What is a ‘Peter problem’? Jaw-dropping study of U.K. CEOs reveals more named Peter than women

By Arianne Cohen

Did you know that there are more CEOs named Peter leading top U.K. companies than female CEOs? This and other jaw-dropping findings come in a new report on U.K. corporate leadership among 350 companies on the FTSE index. The research was conduced by diversity and inclusion consultancy The Pipeline. Here are just a few insights:

    Over two-thirds of the companies do not have any female executive committee members in so-called “rainmaker” roles, with profit-and-loss responsibility

    15% have entirely male executive committees

    Companies with executive committees that are more than 1/3rd female have net profit margins over 10x greater than companies with no women

    Only 16% of CFOs are women

Though numbers of women on executive committees have improved by 2.7% since last year, a dive into the data shows that those improvements are not coming from top 100 companies, and frequently represent women going into non-P&L roles like human resources, marketing, and legal, often at companies that were already making headway toward gender balance.

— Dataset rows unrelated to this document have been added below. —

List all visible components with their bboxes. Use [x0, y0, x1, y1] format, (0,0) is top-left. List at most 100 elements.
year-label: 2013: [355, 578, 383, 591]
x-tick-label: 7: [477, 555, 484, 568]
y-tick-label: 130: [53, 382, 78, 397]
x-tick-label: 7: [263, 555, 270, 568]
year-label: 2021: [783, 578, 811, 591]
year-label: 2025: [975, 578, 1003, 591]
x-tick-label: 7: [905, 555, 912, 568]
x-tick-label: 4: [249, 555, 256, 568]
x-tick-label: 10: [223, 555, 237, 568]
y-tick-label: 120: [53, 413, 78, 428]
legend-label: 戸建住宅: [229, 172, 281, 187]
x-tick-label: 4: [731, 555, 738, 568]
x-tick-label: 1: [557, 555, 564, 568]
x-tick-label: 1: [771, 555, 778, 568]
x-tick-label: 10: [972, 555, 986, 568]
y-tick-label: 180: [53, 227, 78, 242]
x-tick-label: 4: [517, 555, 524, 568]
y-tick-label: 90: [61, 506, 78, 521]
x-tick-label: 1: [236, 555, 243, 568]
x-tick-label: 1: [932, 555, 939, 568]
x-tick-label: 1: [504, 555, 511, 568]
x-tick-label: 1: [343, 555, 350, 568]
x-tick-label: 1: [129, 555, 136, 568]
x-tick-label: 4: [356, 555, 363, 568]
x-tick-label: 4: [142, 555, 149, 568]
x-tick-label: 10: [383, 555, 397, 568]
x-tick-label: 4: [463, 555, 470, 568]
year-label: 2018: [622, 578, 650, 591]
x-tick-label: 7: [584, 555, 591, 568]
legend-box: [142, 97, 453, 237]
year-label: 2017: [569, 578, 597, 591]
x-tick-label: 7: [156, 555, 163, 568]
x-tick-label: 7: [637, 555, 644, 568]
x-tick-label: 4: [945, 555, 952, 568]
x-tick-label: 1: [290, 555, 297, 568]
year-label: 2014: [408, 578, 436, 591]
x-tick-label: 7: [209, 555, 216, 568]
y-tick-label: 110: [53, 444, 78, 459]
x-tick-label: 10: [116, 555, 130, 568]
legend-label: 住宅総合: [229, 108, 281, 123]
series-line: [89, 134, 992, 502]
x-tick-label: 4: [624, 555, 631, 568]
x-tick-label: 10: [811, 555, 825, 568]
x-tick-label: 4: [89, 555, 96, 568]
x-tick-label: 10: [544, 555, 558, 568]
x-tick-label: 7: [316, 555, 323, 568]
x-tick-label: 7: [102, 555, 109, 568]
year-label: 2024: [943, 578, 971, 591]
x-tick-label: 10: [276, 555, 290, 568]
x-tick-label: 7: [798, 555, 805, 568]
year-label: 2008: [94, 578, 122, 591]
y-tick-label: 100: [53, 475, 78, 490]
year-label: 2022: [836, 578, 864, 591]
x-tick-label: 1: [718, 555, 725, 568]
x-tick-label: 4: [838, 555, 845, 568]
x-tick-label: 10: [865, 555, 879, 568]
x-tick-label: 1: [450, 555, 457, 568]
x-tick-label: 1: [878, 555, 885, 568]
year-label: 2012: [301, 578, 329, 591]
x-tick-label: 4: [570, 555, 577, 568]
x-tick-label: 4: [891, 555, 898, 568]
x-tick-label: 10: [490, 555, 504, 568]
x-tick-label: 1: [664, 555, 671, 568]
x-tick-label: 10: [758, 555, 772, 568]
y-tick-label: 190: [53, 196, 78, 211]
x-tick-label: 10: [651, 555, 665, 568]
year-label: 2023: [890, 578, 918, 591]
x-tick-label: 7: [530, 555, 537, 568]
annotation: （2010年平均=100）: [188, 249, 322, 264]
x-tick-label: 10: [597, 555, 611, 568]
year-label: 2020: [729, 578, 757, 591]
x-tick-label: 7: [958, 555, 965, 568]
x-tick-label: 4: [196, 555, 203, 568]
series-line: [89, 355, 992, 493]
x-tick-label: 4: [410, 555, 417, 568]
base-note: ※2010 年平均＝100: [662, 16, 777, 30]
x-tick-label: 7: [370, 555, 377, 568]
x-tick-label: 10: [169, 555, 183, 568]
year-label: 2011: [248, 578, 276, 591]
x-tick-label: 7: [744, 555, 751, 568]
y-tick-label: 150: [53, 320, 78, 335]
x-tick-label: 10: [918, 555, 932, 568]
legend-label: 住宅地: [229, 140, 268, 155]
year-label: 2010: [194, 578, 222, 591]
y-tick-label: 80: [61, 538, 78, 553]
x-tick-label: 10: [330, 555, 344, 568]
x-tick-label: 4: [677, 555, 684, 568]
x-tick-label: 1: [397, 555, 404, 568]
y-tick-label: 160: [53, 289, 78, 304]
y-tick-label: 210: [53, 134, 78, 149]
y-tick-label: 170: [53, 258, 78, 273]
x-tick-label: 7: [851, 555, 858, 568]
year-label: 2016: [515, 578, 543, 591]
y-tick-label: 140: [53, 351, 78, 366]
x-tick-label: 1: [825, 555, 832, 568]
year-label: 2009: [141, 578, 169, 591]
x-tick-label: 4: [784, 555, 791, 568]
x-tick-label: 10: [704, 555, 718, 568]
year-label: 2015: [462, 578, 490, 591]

The outlook is not good: “At the current rate, we will miss another generation of female talent before we have any hope of parity,” write the authors. They say this because having a woman at the top spurs more gender balance below: Women-led companies have executive committees that average one-third female, while those of male-led companies are one-fifth female.

Which brings us to the Peter problem: In the FTSE 100, there are five female CEOs, and six CEOs named Peter.

In the U.S., this is known as the John problem: There are more CEOs named John leading Fortune 500 firms than women CEOs. Roughly 3% of the population is named John. Over 50% of the population is female. Similar claims can usually be made in the U.S., by the way, for Roberts, Jameses, Williams, and Michaels.